This proposal is focused on the metabolism and transport of mammalian glycosylphosphatidylinositols (GPIs), free glycolipids (i.e. non- protein-linked) that may serve as membrane anchors of proteins. GPI synthesis is blocked at the first step by a genetic defect in the clinical disorder paroxysmal nocturnal hemoglobinuria. Free GPIs are synthesized in the ER where transfer to protein occurs, but they are also able to migrate to other intracellular compartments including the plasma membrane (PM). The PM and probably the Golgi apparatus contain membrane domains resistant to Triton X-100 that are enriched in GPIs.
The first aim i nvestigates the presence of these Triton Insoluble Membranes (TIM) in the endoplasmic reticulum (ER) and proposes to characterize the composition of ER-TIM using ER markers as targets for immunopurification. The consequences of this type of membrane organization for GPI metabolism will be studied in the second aim. Our working hypothesis is that free GPIs sequestered in TIM in the ER are much less metabolically active than free GPIs outside TIM. Turnover rates of free GPIs within and outside TIM will be compared in intact cells and in ER membranes. In addition, the efficiency of in vitro mannosylation of GlcN-(acyl)PI in TIM and in non-TIM fractions of ER membranes from cells that accumulate this GPI will be examined.

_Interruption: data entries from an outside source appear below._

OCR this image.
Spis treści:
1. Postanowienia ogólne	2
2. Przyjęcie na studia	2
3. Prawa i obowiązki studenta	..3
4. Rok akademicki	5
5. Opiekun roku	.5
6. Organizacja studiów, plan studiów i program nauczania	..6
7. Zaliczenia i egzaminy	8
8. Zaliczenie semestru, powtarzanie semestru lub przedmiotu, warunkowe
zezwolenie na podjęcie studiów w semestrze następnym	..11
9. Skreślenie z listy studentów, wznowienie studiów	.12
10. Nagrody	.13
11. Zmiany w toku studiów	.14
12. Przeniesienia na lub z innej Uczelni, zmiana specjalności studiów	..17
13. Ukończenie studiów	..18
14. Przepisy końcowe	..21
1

The third aim i nvestigates the mechanisms involved in transporting GPIs from the ER to the PM. The effect of known blockers of vesicular traffic on the movement of radiolabeled GPIs will be tested in intact and permeabilized cells and in a reconstituted in vitro system consisting of purified ER membranes containing labeled GPIs as donor vesicles and purified PM/Golgi fractions as acceptor membranes. We will determine how exogenous lyso-alkyl-GlcN-PI is taken up by cells and in which intracellular compartments this GPI precursor is metabolized further in the GPI anchor pathway. A head group exchange activity that take places during metabolism of exogenous lyso-alkyl-GlcN-PI will be also characterized. These studies will provide a better understanding of the role played by compart-mentalization on the regulation of the GPI pathway.